昭和60年3月、開業以来初のモデルチェンジ車の100系試作車がデビューした。先頭部はロングノーズ化され0系に比べ精悍な顔立ちとなったが、当時流行った表現は「しょうゆ顔」。また少年隊の東山紀之に似ているとも言われ、話題を呼んだ。
画期的だったのは編成の中央部2両が2階建てとなったことだった。車体には試験的に「New Shinkansen」を略した「NS」というマークが画かれていた。1両はグリーン車で、もう1両は食堂車だが、グリーン車の1階は個室を予定していたものの具体的な仕様が決まらず、デビュー当時は暫定的に空洞のままだった。
客室の窓は0系後期増備車から既に小窓化されていたが、これは走行中の窓ガラス破損事故が多発したことによるものだった。後の量産車では従来どおりの大窓に戻り「のぞみ」の300系以降は再び小窓化、どちらが良いのかは結論が出ないままのようだ。
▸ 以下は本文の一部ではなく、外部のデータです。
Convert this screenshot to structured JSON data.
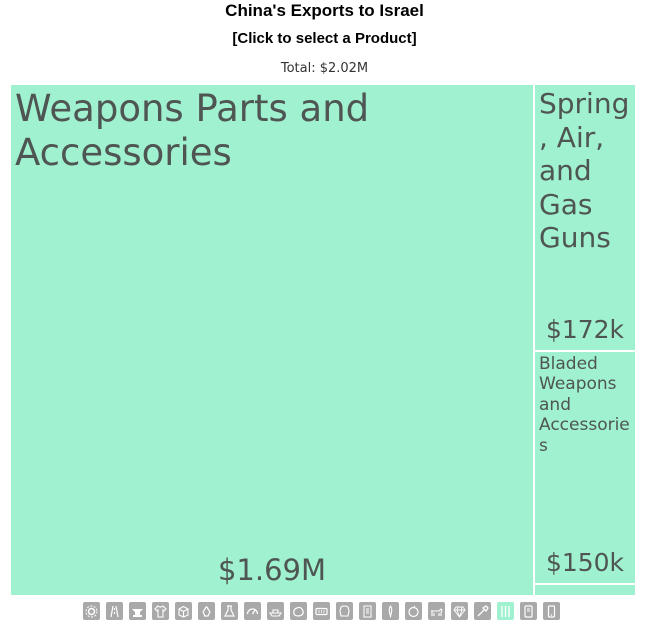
{
  "header": {
    "title": "China's Exports to Israel",
    "subtitle": "[Click to select a Product]",
    "total": "Total: $2.02M"
  },
  "chart_data": {
    "type": "treemap",
    "title": "China's Exports to Israel",
    "total": "$2.02M",
    "unit": "USD",
    "items": [
      {
        "name": "Weapons Parts and Accessories",
        "value": 1690000,
        "value_label": "$1.69M"
      },
      {
        "name": "Spring, Air, and Gas Guns",
        "value": 172000,
        "value_label": "$172k"
      },
      {
        "name": "Bladed Weapons and Accessories",
        "value": 150000,
        "value_label": "$150k"
      },
      {
        "name": "",
        "value": 8000,
        "value_label": ""
      }
    ]
  },
  "colors": {
    "tile": "#9ff1d0",
    "icon": "#a9a9a9",
    "icon_active": "#9ff1d0",
    "text": "#4f5552"
  },
  "category_icons": [
    "gear-icon",
    "road-icon",
    "anvil-icon",
    "shirt-icon",
    "box-icon",
    "recycle-icon",
    "flask-icon",
    "gauge-icon",
    "ship-icon",
    "stone-icon",
    "ticket-icon",
    "leather-icon",
    "scroll-icon",
    "corn-icon",
    "fruit-icon",
    "animal-icon",
    "gem-icon",
    "tools-icon",
    "weapons-icon",
    "phone-icon",
    "mobile-icon"
  ],
  "active_category": "weapons-icon"
}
室内のインテリアも新しくなった100系試作車は好評で、0系の増備は昭和60年度を以って終了した。

新幹線100系

100系量産車は当初12両で「こだま」にデビュー、試作車は「ひかり」でさらに実績を積み重ねていた。昭和61年11月、東海道新幹線初のスピードアップが実現し、最高速度が210km/hから220km/hに引き上げられた。この時100系は全部が「ひかり」用の16両編成になり、試作車は量産車と仕様を合わせる改造を受けたが、残念ながら「NS」マークはお蔵入り。
待望のグリーン個室もつくられた。しかし試作車の窓の大きさはそのままだった。

そして昭和62年4月、国鉄はJRに生まれ変わることになる。100系は全車JR東海に継承され量産が続くことになるが、続いてJR西日本でも100系の量産が始まった。ここで3種類の100系が生まれたのである。
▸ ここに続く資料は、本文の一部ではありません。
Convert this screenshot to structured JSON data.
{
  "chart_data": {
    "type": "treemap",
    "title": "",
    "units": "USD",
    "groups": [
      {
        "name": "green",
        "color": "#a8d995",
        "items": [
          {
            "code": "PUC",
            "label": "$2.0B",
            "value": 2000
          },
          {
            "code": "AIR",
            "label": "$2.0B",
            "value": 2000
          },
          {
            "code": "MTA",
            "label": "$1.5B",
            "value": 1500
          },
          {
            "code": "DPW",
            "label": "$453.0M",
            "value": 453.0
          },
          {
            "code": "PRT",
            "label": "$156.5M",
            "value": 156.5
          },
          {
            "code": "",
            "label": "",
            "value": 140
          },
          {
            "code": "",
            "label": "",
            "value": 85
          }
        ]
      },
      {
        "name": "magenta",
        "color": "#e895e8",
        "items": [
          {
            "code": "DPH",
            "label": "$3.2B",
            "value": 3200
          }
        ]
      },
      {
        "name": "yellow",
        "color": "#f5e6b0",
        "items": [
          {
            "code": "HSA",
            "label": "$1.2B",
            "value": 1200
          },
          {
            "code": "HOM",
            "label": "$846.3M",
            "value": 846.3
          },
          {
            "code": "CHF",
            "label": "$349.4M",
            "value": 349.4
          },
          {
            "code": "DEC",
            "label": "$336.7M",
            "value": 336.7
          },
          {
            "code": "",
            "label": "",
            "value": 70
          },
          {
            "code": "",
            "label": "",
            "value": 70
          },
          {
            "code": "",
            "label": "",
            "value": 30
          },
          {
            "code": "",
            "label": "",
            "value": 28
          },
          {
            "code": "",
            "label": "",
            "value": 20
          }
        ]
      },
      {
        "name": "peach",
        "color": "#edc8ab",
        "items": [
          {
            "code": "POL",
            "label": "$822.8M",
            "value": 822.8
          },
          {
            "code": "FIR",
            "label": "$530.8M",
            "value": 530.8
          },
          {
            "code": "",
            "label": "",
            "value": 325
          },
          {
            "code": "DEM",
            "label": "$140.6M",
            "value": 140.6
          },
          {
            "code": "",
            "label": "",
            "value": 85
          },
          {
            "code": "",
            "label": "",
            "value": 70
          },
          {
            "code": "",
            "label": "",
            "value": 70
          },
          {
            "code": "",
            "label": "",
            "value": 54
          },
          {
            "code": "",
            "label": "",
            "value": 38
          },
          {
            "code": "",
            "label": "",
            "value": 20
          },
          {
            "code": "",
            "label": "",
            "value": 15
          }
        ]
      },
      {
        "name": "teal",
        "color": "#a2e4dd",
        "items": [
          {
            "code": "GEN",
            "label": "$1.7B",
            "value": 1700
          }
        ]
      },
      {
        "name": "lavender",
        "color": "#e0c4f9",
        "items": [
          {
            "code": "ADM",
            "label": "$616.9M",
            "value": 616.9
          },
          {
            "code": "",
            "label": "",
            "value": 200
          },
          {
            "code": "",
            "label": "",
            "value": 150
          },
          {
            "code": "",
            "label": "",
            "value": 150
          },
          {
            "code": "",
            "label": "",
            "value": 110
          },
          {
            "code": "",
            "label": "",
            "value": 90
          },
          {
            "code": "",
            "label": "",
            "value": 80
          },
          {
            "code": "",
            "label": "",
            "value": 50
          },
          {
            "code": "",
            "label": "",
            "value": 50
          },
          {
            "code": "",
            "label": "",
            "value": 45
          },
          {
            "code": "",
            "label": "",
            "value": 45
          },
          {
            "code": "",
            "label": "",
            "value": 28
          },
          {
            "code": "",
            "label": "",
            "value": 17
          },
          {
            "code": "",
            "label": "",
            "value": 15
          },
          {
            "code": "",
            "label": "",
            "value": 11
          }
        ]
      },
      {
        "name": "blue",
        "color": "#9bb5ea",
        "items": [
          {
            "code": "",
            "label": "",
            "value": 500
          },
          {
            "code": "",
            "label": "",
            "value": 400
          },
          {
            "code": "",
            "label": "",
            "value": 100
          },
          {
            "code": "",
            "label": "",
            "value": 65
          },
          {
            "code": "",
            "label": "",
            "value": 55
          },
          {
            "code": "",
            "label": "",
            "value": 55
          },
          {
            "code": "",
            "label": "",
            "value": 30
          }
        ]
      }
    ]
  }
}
まずJR東海の100系は試作車と初期の量産車は食堂車付きで「X編成」と名付けられ、主に東京-博多間の「ひかり」に活躍を始めた。食堂車の壁面には歴代の東海道を走った列車の姿がエッチングで表現されていた。

続いて量産された100系は食堂車に代わりカフェテリアとなった「G編成」で、所要時間の短い東京-新大阪間の「ひかり」を中心に走った。この食堂車なしというスタイルは、後の「のぞみ」のスタイルに続いている。

平成元年にはJR西日本も100系を量産開始。2階建て車が4両(うち1両は食堂車)となった「V編成」が登場した。2階建て車の1階はグリーン個室に代わり普通席が設けられた。東京-博多間「グランドひかり」が活躍の場だったが、それ以上にJR東海の100系とは差別化が図られていた。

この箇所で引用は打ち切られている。